As the PTA smartly recommended, our proposal allows family engagement to be included as one measure of success in teacher and principal evaluations. And we want to define professional development of teachers and school leaders to include working with families. These were great suggestions we got from you that were incorporated into our blueprint.

Finally, we're putting even more resources into family involvement because we need to do more--and do it better. Based on feedback we received about the blueprint, we have proposed to double funding for parent engagement-- from one to two percent of Title I dollars--or a total of $270 million.

At the same time, to drive innovation, we will allow states to use an additional one percent of Title I dollars—about $145 million—to support, incentivize, and help expand district-level programs that promote family engagement, empowerment, and responsibility.

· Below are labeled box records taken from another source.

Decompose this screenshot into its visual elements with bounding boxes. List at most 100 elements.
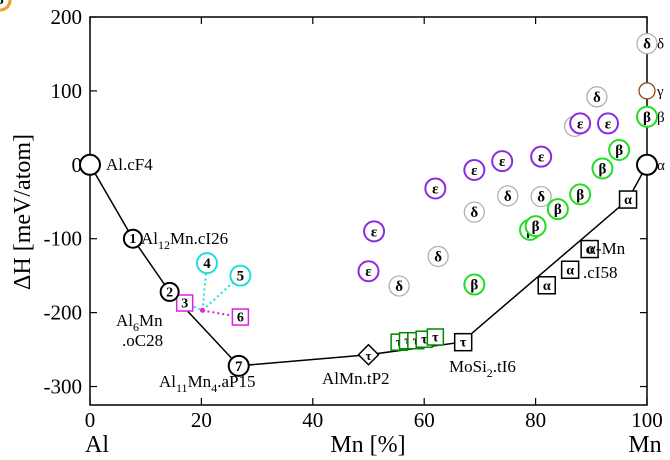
delta-point-marker <box>586 86 608 108</box>
epsilon-point-text: ε <box>577 116 584 132</box>
beta-point: β <box>569 183 592 206</box>
alpha-point: α <box>618 190 638 209</box>
epsilon-point-marker <box>357 260 380 283</box>
beta-point: β <box>524 215 547 238</box>
label-mosi2: MoSi2.tI6 <box>449 357 516 380</box>
phase-side-label: δ <box>657 37 664 53</box>
stable-phase-point: 7 <box>227 354 250 377</box>
beta-point: β <box>636 105 658 128</box>
beta-point-marker <box>591 157 614 180</box>
delta-point-text: δ <box>395 279 403 295</box>
metastable-point-marker <box>229 264 252 287</box>
beta-point-text: β <box>598 162 606 178</box>
beta-point-marker <box>608 139 631 162</box>
beta-point-text: β <box>643 110 651 126</box>
y-tick-label: -100 <box>44 227 83 251</box>
x-tick-label: 0 <box>85 408 96 432</box>
label-al12mn: Al12Mn.cI26 <box>141 229 228 252</box>
alpha-point-text: α <box>566 263 574 278</box>
phase-side-label: α <box>657 158 665 174</box>
beta-point-marker <box>524 215 547 238</box>
tau-point: τ <box>453 332 473 352</box>
metastable-junction <box>200 307 206 313</box>
stable-phase-point-text: 7 <box>235 359 243 375</box>
x-end-label-right: Mn <box>628 432 661 458</box>
stable-phase-point-text: 2 <box>166 285 173 300</box>
metastable-point: 4 <box>195 252 218 275</box>
epsilon-point: ε <box>363 220 386 243</box>
svg-text:Al.cF4: Al.cF4 <box>106 155 153 174</box>
svg-text:Al12Mn.cI26: Al12Mn.cI26 <box>141 229 228 252</box>
alpha-point-text: α <box>586 243 594 258</box>
epsilon-point-text: ε <box>605 116 612 132</box>
axis-ticks: 0 20 40 60 80 100 -300 -200 -100 0 100 200 <box>44 5 663 432</box>
alpha-point-marker <box>560 260 580 280</box>
almn-diamond-marker <box>357 343 380 366</box>
svg-text:Al11Mn4.aP15: Al11Mn4.aP15 <box>159 372 255 395</box>
metastable-point: 6 <box>231 308 250 326</box>
epsilon-point-marker <box>363 220 386 243</box>
delta-point: δ <box>463 201 485 223</box>
epsilon-point: ε <box>463 158 486 181</box>
x-tick-label: 20 <box>191 408 212 432</box>
beta-point: β <box>463 273 486 296</box>
delta-point-text: δ <box>434 249 442 265</box>
delta-point: δ <box>586 86 608 108</box>
epsilon-point-marker <box>569 112 592 135</box>
beta-point-text: β <box>554 202 562 218</box>
beta-point: β <box>546 198 569 221</box>
tau-point-text: τ <box>460 336 467 351</box>
hull-line <box>89 164 648 367</box>
alpha-point: α <box>580 239 599 259</box>
approx-phase-point-marker <box>0 0 12 12</box>
x-tick-label: 80 <box>525 408 546 432</box>
delta-point-text: δ <box>593 90 601 106</box>
y-tick-label: 100 <box>51 79 83 103</box>
metastable-point-text: 6 <box>237 311 244 326</box>
svg-text:MoSi2.tI6: MoSi2.tI6 <box>449 357 516 380</box>
x-axis-label: Mn [%] <box>330 432 405 458</box>
svg-text:AlMn.tP2: AlMn.tP2 <box>322 369 390 388</box>
phase-side-label: γ <box>656 84 664 100</box>
y-tick-label: 200 <box>51 5 83 29</box>
delta-point-marker <box>463 201 485 223</box>
epsilon-point: ε <box>357 260 380 283</box>
epsilon-point: ε <box>530 145 553 168</box>
svg-text:.oC28: .oC28 <box>122 331 163 350</box>
plot-frame <box>89 16 648 406</box>
metastable-connector <box>184 302 203 312</box>
tau-point-marker <box>426 328 445 346</box>
epsilon-point: ε <box>597 112 620 135</box>
delta-point-marker <box>636 32 658 55</box>
alpha-point: α <box>560 260 580 280</box>
x-tick-label: 100 <box>631 408 663 432</box>
beta-point-marker <box>636 105 658 128</box>
delta-point: δ <box>636 32 658 55</box>
delta-point-text: δ <box>470 205 478 221</box>
x-tick-label: 40 <box>302 408 323 432</box>
beta-point: β <box>608 139 631 162</box>
convex-hull <box>89 164 648 367</box>
stable-phase-point-marker <box>79 153 101 176</box>
x-tick-label: 60 <box>414 408 435 432</box>
gamma-point-marker <box>638 82 656 100</box>
delta-point: δ <box>530 185 552 208</box>
approx-phase-point-text: 8 <box>0 0 4 8</box>
epsilon-point-marker <box>424 177 447 200</box>
y-tick-label: -200 <box>44 301 83 325</box>
data-points: δδδδδδδδεεεεεεεεββββββββ8888ττττττταααα4… <box>0 0 665 377</box>
label-almn-tp2: AlMn.tP2 <box>322 369 390 388</box>
epsilon-point: ε <box>491 150 514 173</box>
beta-point: β <box>591 157 614 180</box>
tau-point-text: τ <box>421 333 428 348</box>
tau-point-text: τ <box>432 331 439 346</box>
phase-side-label: β <box>657 110 665 126</box>
metastable-point-marker <box>175 294 194 312</box>
epsilon-point: ε <box>569 112 592 135</box>
alpha-point-text: α <box>624 193 632 208</box>
stable-phase-point: 2 <box>159 281 180 302</box>
delta-point-marker <box>427 245 449 268</box>
beta-point-text: β <box>576 187 584 203</box>
delta-point-marker <box>388 275 410 297</box>
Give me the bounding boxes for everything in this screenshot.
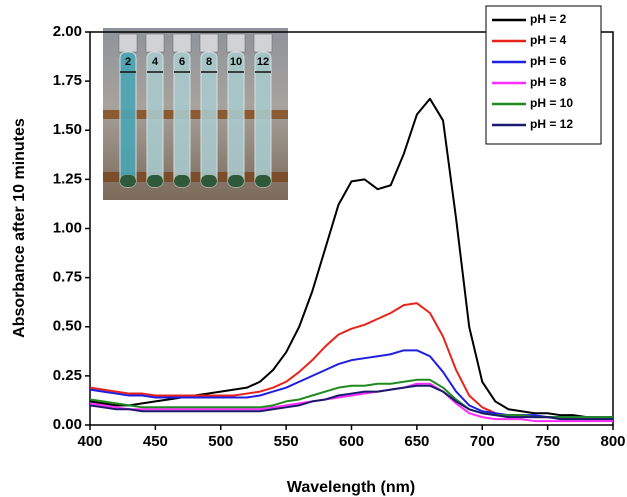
x-tick-label: 650 <box>404 433 429 450</box>
legend-label: pH = 10 <box>530 96 573 110</box>
x-tick-label: 400 <box>77 433 102 450</box>
legend-label: pH = 6 <box>530 54 567 68</box>
inset-label: 2 <box>125 56 131 68</box>
x-tick-label: 550 <box>274 433 299 450</box>
tube-bottom <box>255 175 271 187</box>
x-tick-label: 600 <box>339 433 364 450</box>
rack-bottom <box>103 172 288 182</box>
y-tick-label: 1.25 <box>53 170 82 187</box>
tube-cap <box>253 33 273 53</box>
tube-bottom <box>147 175 163 187</box>
y-tick-label: 0.00 <box>53 416 82 433</box>
rack-top <box>103 110 288 119</box>
y-tick-label: 1.00 <box>53 219 82 236</box>
inset-label: 4 <box>152 56 159 68</box>
y-axis-title: Absorbance after 10 minutes <box>11 118 28 338</box>
y-tick-label: 0.25 <box>53 367 82 384</box>
legend-label: pH = 8 <box>530 75 567 89</box>
series-line <box>89 378 613 419</box>
tube-cap <box>145 33 165 53</box>
tube-cap <box>118 33 138 53</box>
inset-label: 12 <box>257 56 269 68</box>
y-tick-label: 2.00 <box>53 23 82 40</box>
x-tick-label: 800 <box>600 433 625 450</box>
x-tick-label: 450 <box>143 433 168 450</box>
x-tick-label: 750 <box>535 433 560 450</box>
inset-label: 10 <box>230 56 242 68</box>
tube-cap <box>199 33 219 53</box>
tube-bottom <box>174 175 190 187</box>
series-line <box>89 384 613 421</box>
inset-photo: 2 4 6 8 10 12 <box>103 28 288 200</box>
series-line <box>89 382 613 423</box>
y-tick-label: 0.50 <box>53 318 82 335</box>
x-tick-label: 500 <box>208 433 233 450</box>
inset-label: 8 <box>206 56 212 68</box>
tube-cap <box>226 33 246 53</box>
inset-label: 6 <box>179 56 185 68</box>
legend-box <box>485 5 602 145</box>
y-tick-label: 0.75 <box>53 269 82 286</box>
tube-cap <box>172 33 192 53</box>
y-tick-label: 1.50 <box>53 121 82 138</box>
tube-bottom <box>228 175 244 187</box>
tube-bottom <box>201 175 217 187</box>
legend-label: pH = 2 <box>530 12 567 26</box>
y-tick-label: 1.75 <box>53 72 82 89</box>
x-axis-title: Wavelength (nm) <box>287 479 415 496</box>
legend-label: pH = 12 <box>530 117 573 131</box>
x-tick-label: 700 <box>470 433 495 450</box>
legend-label: pH = 4 <box>530 33 567 47</box>
tube-bottom <box>120 175 136 187</box>
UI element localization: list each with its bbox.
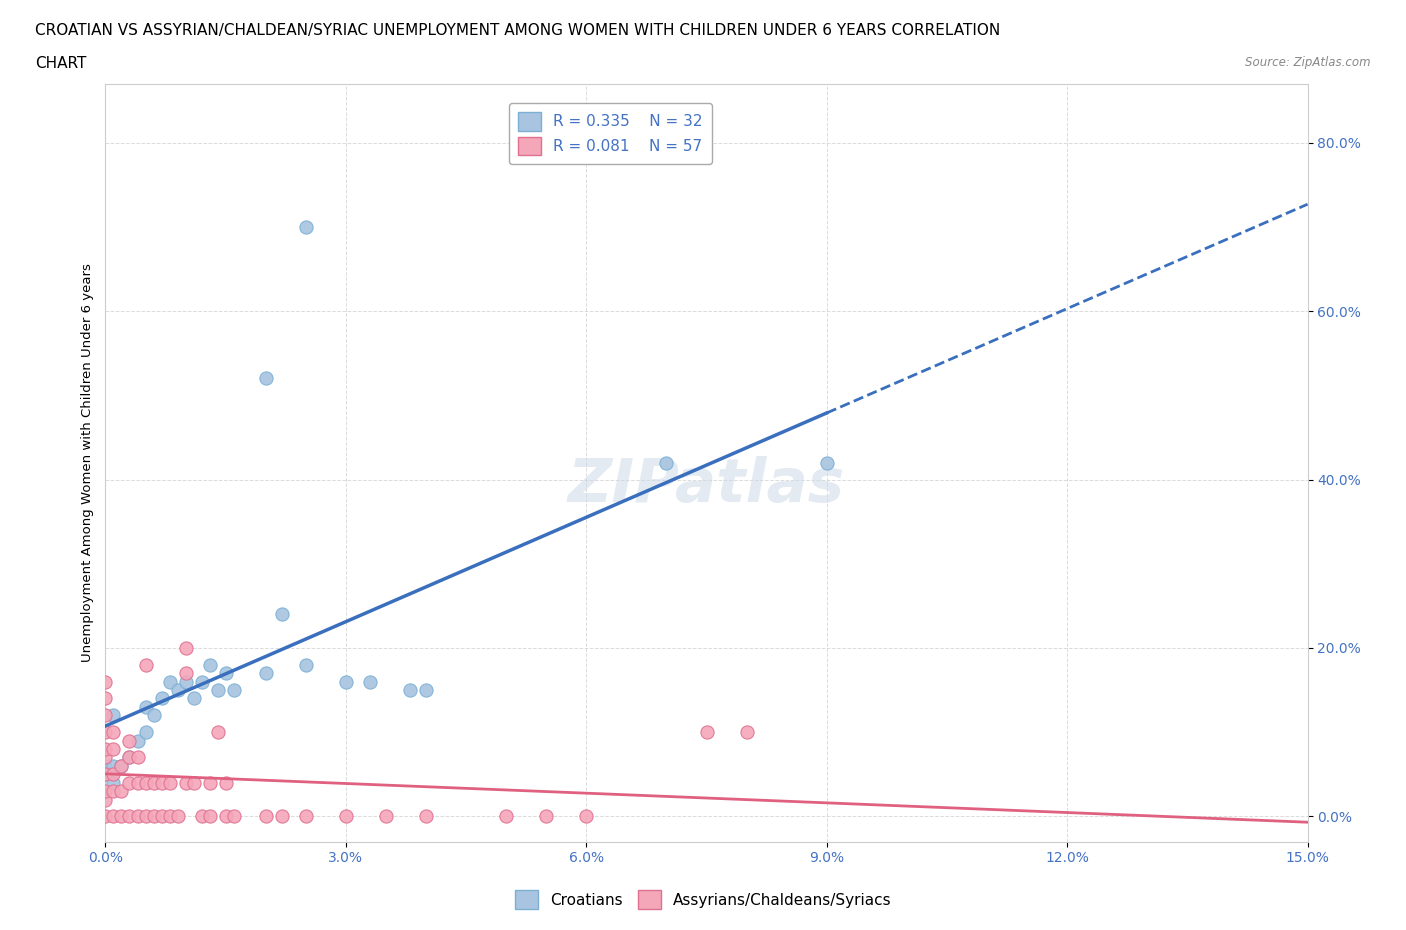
Point: [127, 733, 149, 748]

We want districts to think big about family engagement--to propose new strategies and hone in on best practices that raise student achievement. And for programs and strategies that work, our proposal will allow states to support and disseminate best practices. We must take those best practices to scale.

Parent Information and Resource Centers, who are here today, can compete for these funds, along with districts, community-based organizations, and other non-profits. I commend the PTA's model partnerships with PIRCs. Those partnerships aim to leverage resources and the capacity to scale up research-based family engagement practices that improve outcomes for children.

The PTA-PIRC collaboration can help show both how to align PIRC and PTA family engagement work with emerging federal initiatives, and flesh out innovative ways to implement promising practices.

We don't have all the answers yet about how states, districts, and schools can effectively support family engagement. But with your courage, your commitment, and your capacity to support better family engagement, I believe we can make educational breakthroughs again, just like those the PTA helped achieve in the past.

The need today is urgent, the opportunity is great. So, together, let us ready the nation's students to flourish in the 21st century. We owe our children and our country the very best.